Winkler has spoken about fashion as a form of artistic expression, yet in spite of his extravagant style, he once noted that "I'd prefer to see one of my dresses on a bus 14 to Vanløse than a 100 times in the Royal theatre". On the same occasion he suggested that"Clothes should not be made according to a pattern, but according to a recipe, such as: 7 parts aesthetics, 1 part eroticism, 1 part mystery, 1 part comedy. May be decorated with bit of greenery."While clearly drawing inspiration from many epochs, styles and artists, Winkler has spoken of Bjørn Wiinblad, who also made creations for the Tivoli Gardens, as a role model.

His first appointment was as a designer for the InWear brand (under DK Company) in 1989. As an independent designer, he has created outfits and gowns for local drag artists and celebrities, including Hanne Boel and her band and the pop band Aqua.

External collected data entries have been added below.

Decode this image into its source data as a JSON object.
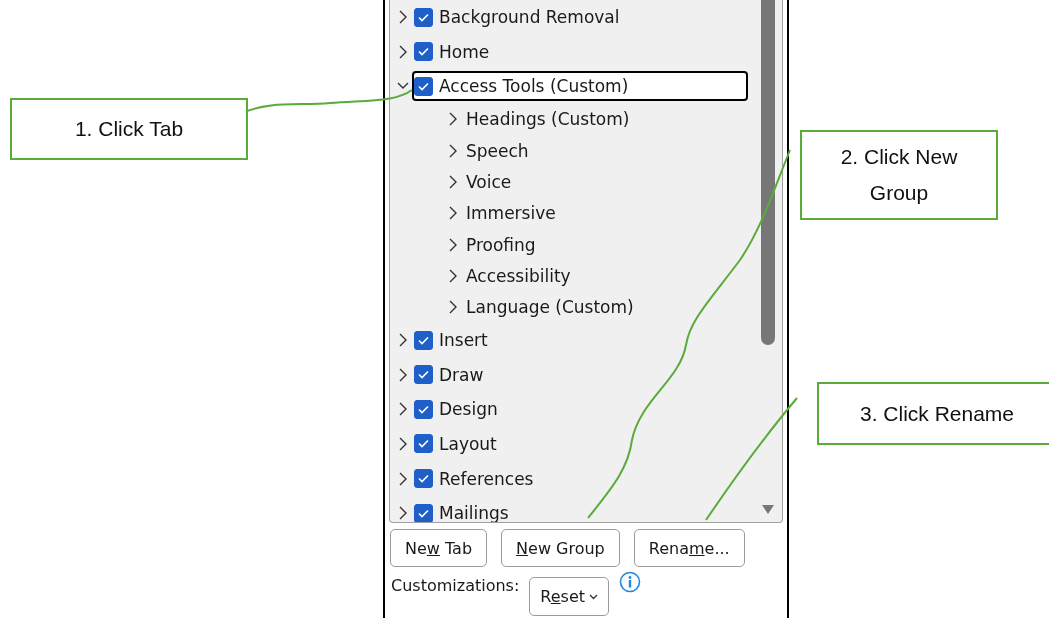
{
  "tabs_tree": [
    {
      "label": "Background Removal",
      "checked": true,
      "expanded": false,
      "selected": false
    },
    {
      "label": "Home",
      "checked": true,
      "expanded": false,
      "selected": false
    },
    {
      "label": "Access Tools (Custom)",
      "checked": true,
      "expanded": true,
      "selected": true,
      "children": [
        {
          "label": "Headings (Custom)",
          "expanded": false
        },
        {
          "label": "Speech",
          "expanded": false
        },
        {
          "label": "Voice",
          "expanded": false
        },
        {
          "label": "Immersive",
          "expanded": false
        },
        {
          "label": "Proofing",
          "expanded": false
        },
        {
          "label": "Accessibility",
          "expanded": false
        },
        {
          "label": "Language (Custom)",
          "expanded": false
        }
      ]
    },
    {
      "label": "Insert",
      "checked": true,
      "expanded": false,
      "selected": false
    },
    {
      "label": "Draw",
      "checked": true,
      "expanded": false,
      "selected": false
    },
    {
      "label": "Design",
      "checked": true,
      "expanded": false,
      "selected": false
    },
    {
      "label": "Layout",
      "checked": true,
      "expanded": false,
      "selected": false
    },
    {
      "label": "References",
      "checked": true,
      "expanded": false,
      "selected": false
    },
    {
      "label": "Mailings",
      "checked": true,
      "expanded": false,
      "selected": false
    }
  ],
  "buttons": [
    {
      "before": "Ne",
      "key": "w",
      "after": " Tab"
    },
    {
      "key": "N",
      "after": "ew Group"
    },
    {
      "before": "Rena",
      "key": "m",
      "after": "e..."
    }
  ],
  "customizations": {
    "label": "Customizations:",
    "reset": {
      "before": "R",
      "key": "e",
      "after": "set"
    }
  },
  "callouts": [
    "1. Click Tab",
    "2. Click New Group",
    "3. Click Rename"
  ]
}
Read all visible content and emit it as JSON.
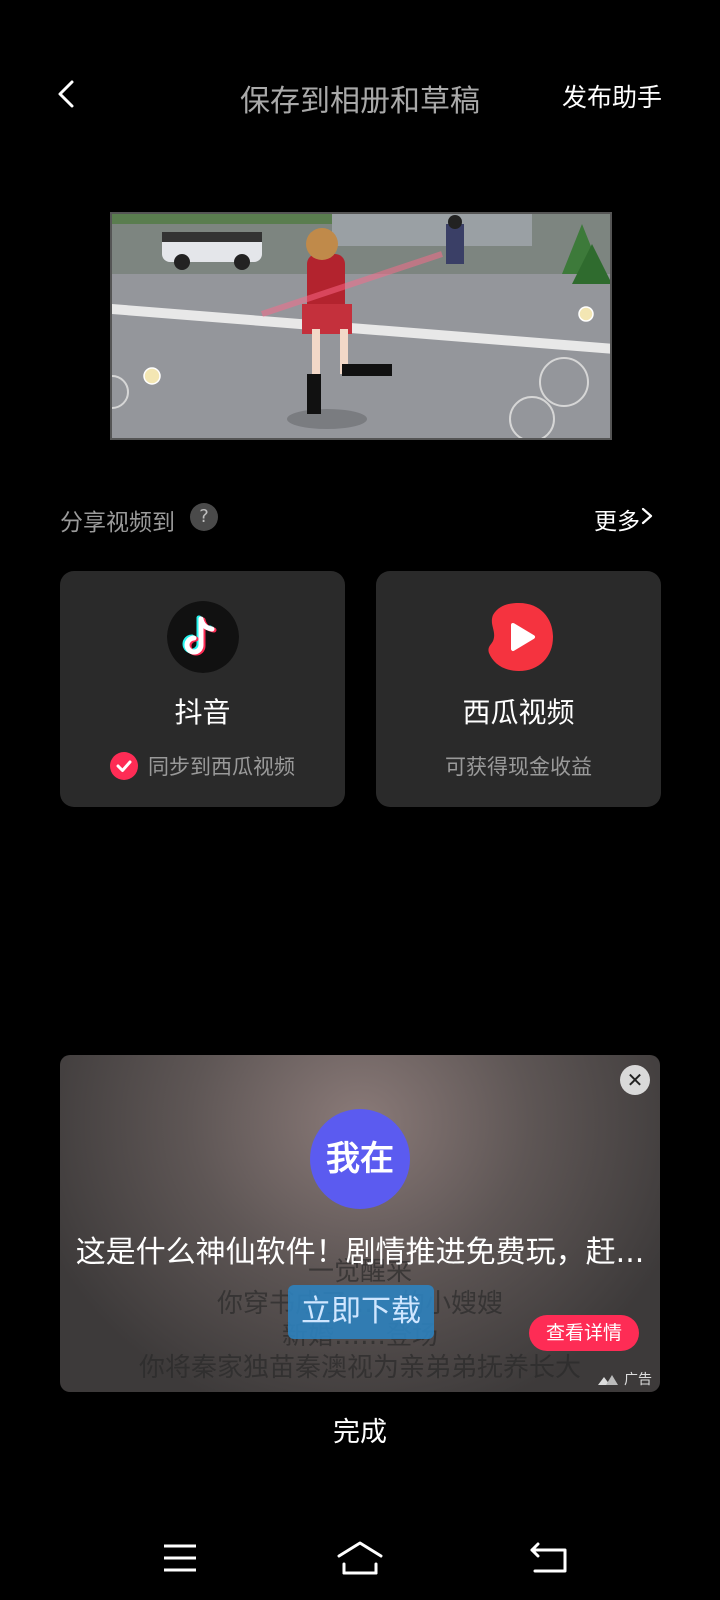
{
  "header": {
    "title": "保存到相册和草稿",
    "right_action": "发布助手"
  },
  "share": {
    "label": "分享视频到",
    "help_icon": "?",
    "more_label": "更多"
  },
  "targets": [
    {
      "name": "抖音",
      "sub": "同步到西瓜视频",
      "checked": true
    },
    {
      "name": "西瓜视频",
      "sub": "可获得现金收益"
    }
  ],
  "ad": {
    "logo_text": "我在",
    "headline": "这是什么神仙软件！剧情推进免费玩，赶...",
    "background_lines": [
      "一觉醒来",
      "你穿书成了……的小嫂嫂",
      "新婚……登场",
      "你将秦家独苗秦澳视为亲弟弟抚养长大"
    ],
    "download_label": "立即下载",
    "detail_label": "查看详情",
    "tag": "广告",
    "close_icon": "✕"
  },
  "done_label": "完成",
  "colors": {
    "accent": "#fe2c55",
    "card_bg": "#2a2a2a",
    "xigua_red": "#f5333f"
  }
}
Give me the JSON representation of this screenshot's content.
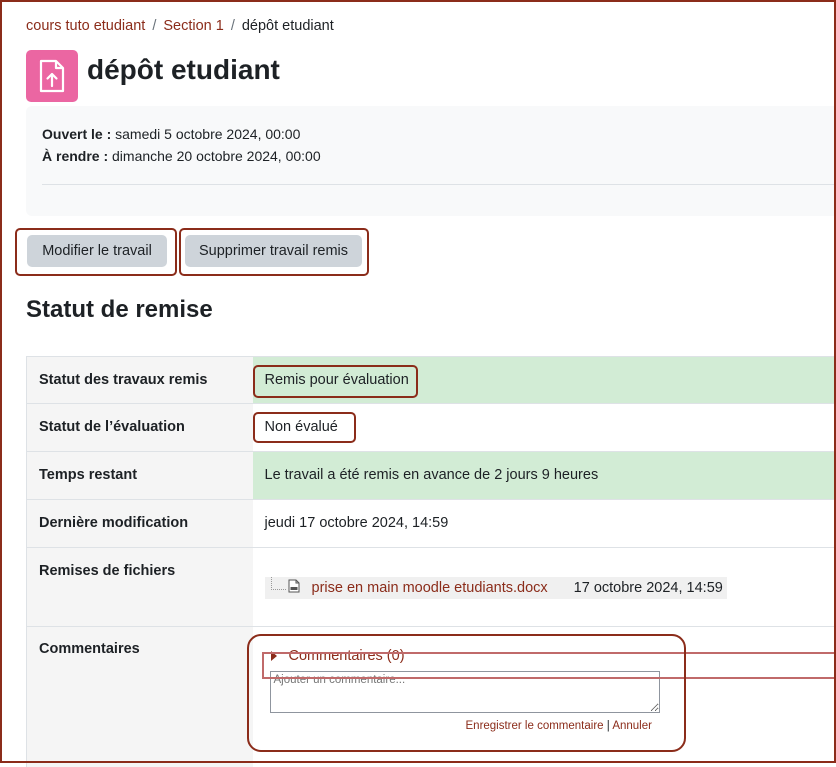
{
  "breadcrumb": {
    "items": [
      "cours tuto etudiant",
      "Section 1"
    ],
    "separator": "/",
    "current": "dépôt etudiant"
  },
  "page": {
    "title": "dépôt etudiant",
    "icon": "file-upload-icon",
    "accent_color": "#eb66a2"
  },
  "dates": {
    "opened_label": "Ouvert le :",
    "opened_value": "samedi 5 octobre 2024, 00:00",
    "due_label": "À rendre :",
    "due_value": "dimanche 20 octobre 2024, 00:00"
  },
  "actions": {
    "edit_label": "Modifier le travail",
    "delete_label": "Supprimer travail remis"
  },
  "submission_status": {
    "heading": "Statut de remise",
    "rows": [
      {
        "label": "Statut des travaux remis",
        "value": "Remis pour évaluation"
      },
      {
        "label": "Statut de l’évaluation",
        "value": "Non évalué"
      },
      {
        "label": "Temps restant",
        "value": "Le travail a été remis en avance de 2 jours 9 heures"
      },
      {
        "label": "Dernière modification",
        "value": "jeudi 17 octobre 2024, 14:59"
      },
      {
        "label": "Remises de fichiers",
        "file_name": "prise en main moodle etudiants.docx",
        "file_date": "17 octobre 2024, 14:59"
      },
      {
        "label": "Commentaires",
        "toggle": "Commentaires (0)",
        "placeholder": "Ajouter un commentaire...",
        "save_label": "Enregistrer le commentaire",
        "divider": "|",
        "cancel_label": "Annuler"
      }
    ]
  },
  "colors": {
    "link": "#8b2c1a",
    "success_bg": "#d2ecd5",
    "annotation": "#8b2c1a"
  }
}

Since 1990, he has been creating costumes and set designs for Riddersalen, a vaudeville, cabaret, children's and youth theatre in Frederiksberg.

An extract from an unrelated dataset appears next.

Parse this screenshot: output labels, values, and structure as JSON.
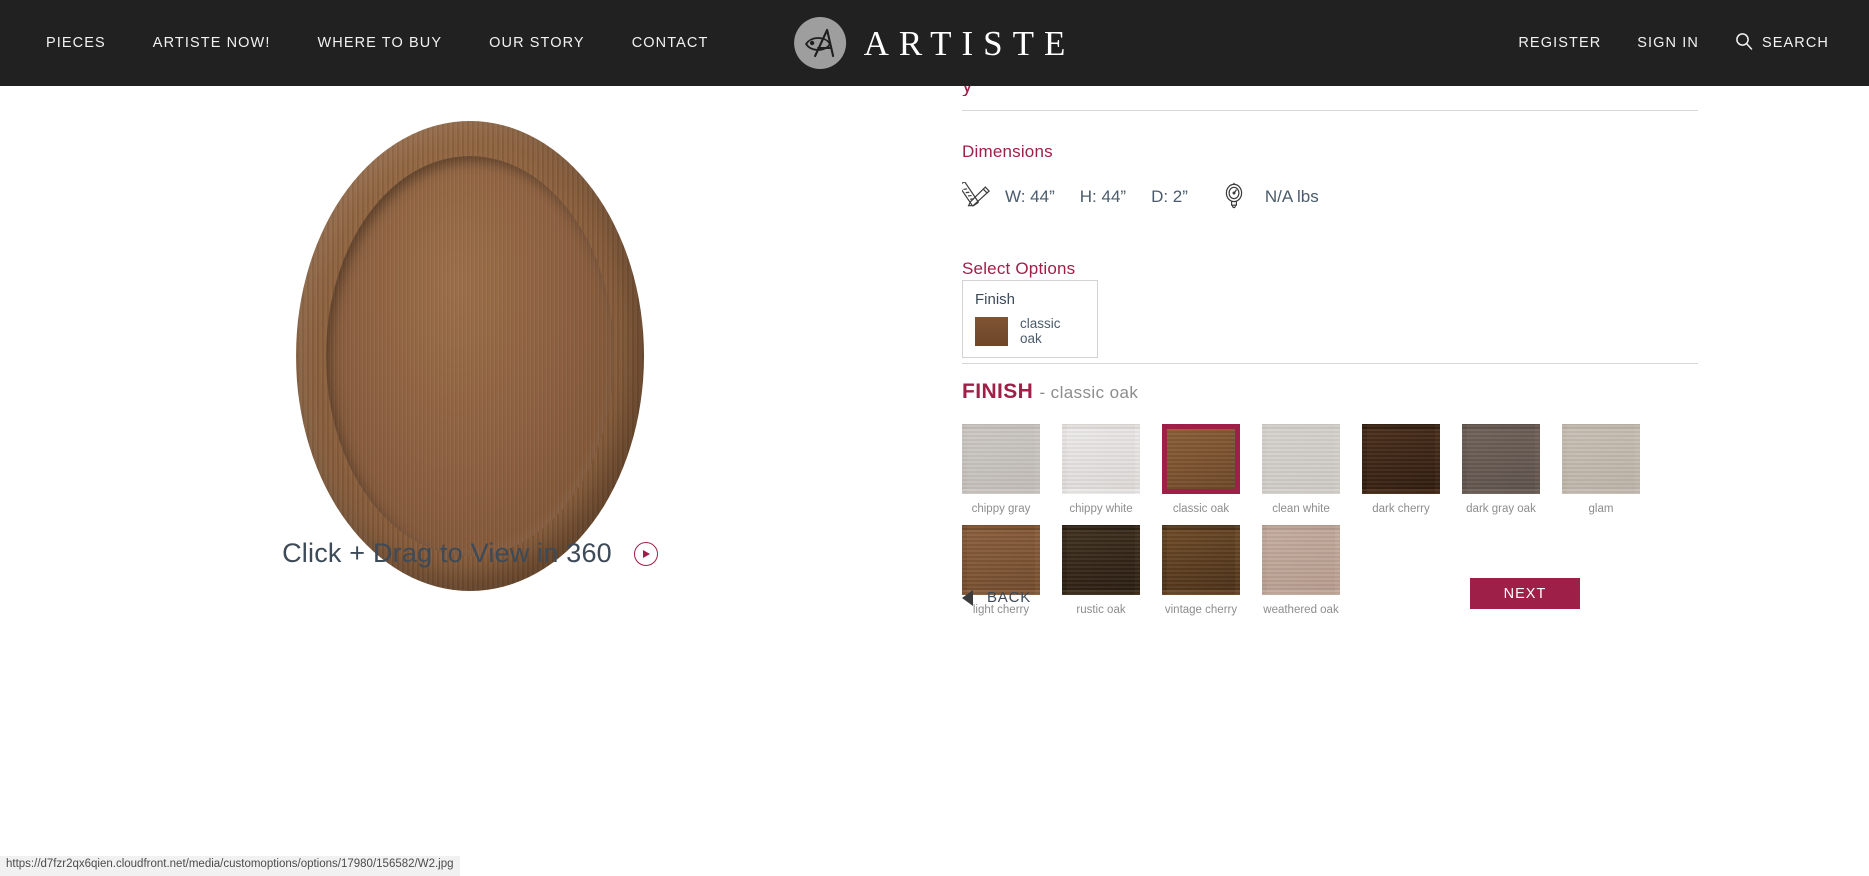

In 1999, he created the costumes for Copenhagen's Folketeatret's Fortællingen om enhver, and in 2002, he created the costumes for Carl Nielsen's Masquerade at Den Jyske Opera in Aarhus.

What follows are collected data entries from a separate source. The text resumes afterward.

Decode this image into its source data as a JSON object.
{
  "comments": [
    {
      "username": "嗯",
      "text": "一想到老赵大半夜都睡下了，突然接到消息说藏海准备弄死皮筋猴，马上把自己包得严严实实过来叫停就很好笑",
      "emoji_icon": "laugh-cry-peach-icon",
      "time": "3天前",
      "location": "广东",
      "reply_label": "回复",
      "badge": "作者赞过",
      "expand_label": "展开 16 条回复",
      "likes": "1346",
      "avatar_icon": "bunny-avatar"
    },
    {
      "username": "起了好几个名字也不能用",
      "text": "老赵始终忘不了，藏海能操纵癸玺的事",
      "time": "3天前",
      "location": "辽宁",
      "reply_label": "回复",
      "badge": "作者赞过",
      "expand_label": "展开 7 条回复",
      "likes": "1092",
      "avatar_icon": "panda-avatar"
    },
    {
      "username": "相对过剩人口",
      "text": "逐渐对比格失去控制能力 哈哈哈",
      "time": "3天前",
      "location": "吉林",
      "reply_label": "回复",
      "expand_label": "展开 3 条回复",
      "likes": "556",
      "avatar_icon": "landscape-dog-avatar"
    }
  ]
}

=== As a multi-discipline artist and designer ===
Winkler has worked in a number of media, creating illustrations for books and record covers, interior café decorations (e.g., Café Luna and Café Roberta, both in Copenhagen), ice-cream cups, etc.

From 1994 to 1995, he was affiliated with LEGO Futura, a special product-development department of the Lego Group, as a designer and product developer.

He continues to create posters for Riddersalen.

=== As a writer for theatre and film ===
Winkler wrote a number of plays for Riddersalen, such as:

- 1996: Jorden rundt på gulvet : en musikalsk farce. Co-written with Signe Birkbøll, Katrine Jensenius, Peter Bichsel
- 1998: Spøgelseslege
- 2004: Langt ude i skoven
- 2008: Tulipanmysteriet. Co-written with Signe Birkbøll
Winkler has also created commercials and music videos.

=== House artist for the Tivoli Gardens ===
In 2009, Winkler was hired by the Tivoli Gardens to create the interior designs for the Tivoli Hotel and Congress Centre. He was soon offered a permanent position as a ‘house artist’ overseeing every aspect of design, colour schemes and decorations in the gardens.

When asked, he has mentioned that one of his proudest moments was when he redesigned the gardens' bin trucks in such a style that visitors began to photograph them, which made the drivers feel more seen and included.

Winkler also designs much of the gardens' merchandise, such as Christmas baubles, music boxes, coffee tins, cups and napkins.

He has designed several of the official posters, including one celebrating the gardens' 180th anniversary.

=== Prizes and awards ===
In 2017, Winkler received the Pråsprisen for an illustration of actor Jytte Abildstrøm and her son Peter Mygind, also an actor.

=== Other contributions ===
Winkler contributes lead vocals on the song "Swing Low" off the CD of the same title by jazz singer Birgitte Soojin. He also appears on the song "Love" off the 2010 album 7 Shortcuts to Change: Music with Subconscious Learning by jazz singer Thulla.